The drift analysis and checkpoint approach were reviewed by others, including Ted Wong, who was impressed with how the issue was:

  • Identified through systems thinking,
  • Modeled using ladder logic, and
  • Solved with a clear, repeatable design principle.

Teammates also recognized Saber as "real engineering work," not just a hobby script.
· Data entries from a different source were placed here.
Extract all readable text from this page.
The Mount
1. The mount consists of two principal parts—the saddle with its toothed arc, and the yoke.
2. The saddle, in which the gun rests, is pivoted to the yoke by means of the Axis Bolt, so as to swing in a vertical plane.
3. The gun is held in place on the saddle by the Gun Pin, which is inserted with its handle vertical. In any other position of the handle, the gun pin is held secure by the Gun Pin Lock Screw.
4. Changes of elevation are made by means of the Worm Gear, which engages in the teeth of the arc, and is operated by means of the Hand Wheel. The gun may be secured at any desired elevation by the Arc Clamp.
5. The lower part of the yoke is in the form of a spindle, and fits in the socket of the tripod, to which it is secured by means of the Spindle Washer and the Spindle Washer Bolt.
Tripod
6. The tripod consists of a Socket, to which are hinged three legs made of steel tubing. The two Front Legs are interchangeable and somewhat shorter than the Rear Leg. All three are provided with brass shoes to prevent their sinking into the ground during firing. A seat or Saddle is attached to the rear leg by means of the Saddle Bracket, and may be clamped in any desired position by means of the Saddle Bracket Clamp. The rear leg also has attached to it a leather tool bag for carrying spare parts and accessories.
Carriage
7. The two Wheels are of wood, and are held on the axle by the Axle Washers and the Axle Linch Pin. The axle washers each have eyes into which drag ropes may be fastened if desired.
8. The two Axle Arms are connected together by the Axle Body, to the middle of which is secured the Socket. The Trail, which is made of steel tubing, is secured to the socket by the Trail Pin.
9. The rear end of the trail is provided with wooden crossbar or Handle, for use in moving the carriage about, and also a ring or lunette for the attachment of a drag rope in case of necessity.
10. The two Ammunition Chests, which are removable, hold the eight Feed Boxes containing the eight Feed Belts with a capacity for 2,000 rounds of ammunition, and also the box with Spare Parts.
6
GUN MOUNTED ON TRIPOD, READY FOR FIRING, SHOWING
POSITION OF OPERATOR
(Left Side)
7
The project became a proof that a non-traditional developer can still do deep architectural debugging when paired with AI.

What Saber Taught Me

Saber is currently paused while other projects ship, but it already delivered the most important thing it could: understanding.

Key lessons:

  • LLMs are powerful, but state integrity is fragile.
  • The most dangerous bugs are not syntax errors, but subtle divergence between reality and the model's internal story.
  • Classic tools like ladder logic and production-line thinking are incredibly effective when applied to AI systems.
  • AI-augmented development works best when the human acts as architect and diagnostician, not just a passive user.

Next Steps (Saber V2)

When Saber returns for V2, the plan is to:

  • Use a stricter JSON schema for move generation
  • Keep a dedicated state-keeper module responsible for the FEN
  • Expand the coaching model with "mini-games" (evaluation of plans, not just moves)
  • Integrate the drift lessons as part of a general "state anchoring" pattern for future tools

Saber began as a chess trainer. It evolved into a case study in how to think about thinking systems — and that lesson now powers everything else I build.